Oct. 11, 2016
It's all about community
The Werklund School of Education’s Community-Based Bachelor of Education program has just entered its second year. There are already more than 65 men and women who will be able to achieve a goal that, before the program was announced in 2014, was unattainable for many of them.
For some of the students, leaving their communities to attend a college or university just isn’t an option. Family and work obligations can make this impossible; for them, the only way to become a teacher is to find a way to earn a degree while remaining at home.
For others, the simple desire to remain in their communities—to live and work amongst their friends and families—is what drives them to find a program where they can fulfill their dream of teaching in a way that suits them.
In both cases, the Werklund Community-Based program has allowed them to do both—to remain in their communities while learning a skill that will keep them there.
The majority of the students’ course work is delivered on-line and their classroom experiences are also coordinated to keep them in their local areas. The students must also attend two week summer sessions on campus. This provides an opportunity to meet their fellow students, the cohort with whom they’ll learn throughout the program, and to meet many of their instructors face to face.

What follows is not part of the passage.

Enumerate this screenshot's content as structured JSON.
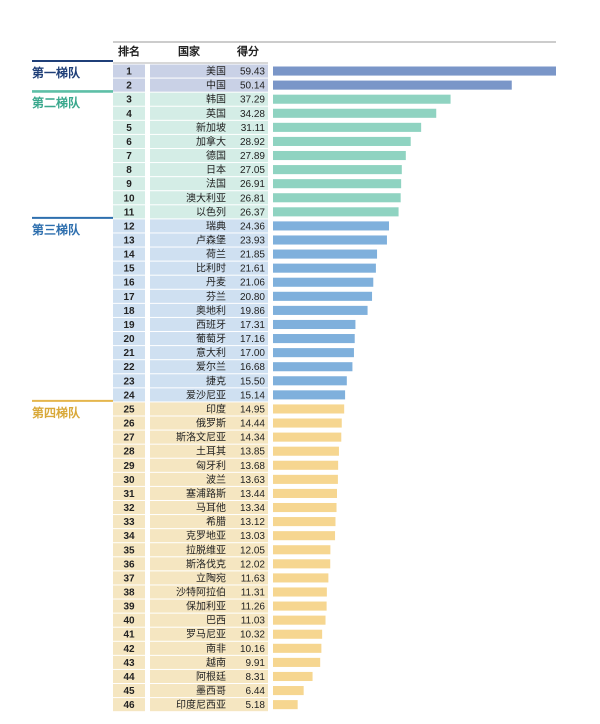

In a sense, just as the students in the program become part of the UCalgary community, the Werklund School, through the students themselves, becomes a part of their communities too.
Partners align to support students
Some of the students travel long distances from rural or remote locations to be part of the BEd program. Financial assistance to help offset the costs of being on campus goes a long way to alleviating some of the challenges.
That’s where other community partners have stepped in. This past summer, TransCanada Corporation, as part of its commitment to supporting education and training initiatives across North America, announced it would offer awards to students to help defray the expenses associated with travel and accommodation for their summer sessions.
“TransCanada is proud to invest in the teachers who help shape and define our communities,” says Amanda Affonso, director of community relations at TransCanada.
“This year, we are excited to partner with the University of Calgary in support of the Community-Based Bachelor of Education program. Through this partnership we are supporting greater access to education for aspiring teachers from across Alberta, as part of our commitment to build strong, skilled and vibrant communities.”
“One of the key principles that underpin the Community-Based Bachelor of Education is to increase equity and access for those students who reside in rural and remote areas,” says Dianne Gereluk, associate dean of undergraduate programs.
“The students who received the awards are exactly those future teachers who will teach and live in their local communities over the long term. The support from TransCanada helps to support those students who have traditionally had difficulty attending a university because of the financial costs of leaving their rural areas to come to a large urban centre over the course of their four year degree.”
The Community-Based Bachelor of Education program has received support from other sources, including Conoco Phillips as well as other individuals and organizations. This combination of financial support and the program itself has opened new doors for rural and remote communities across Alberta.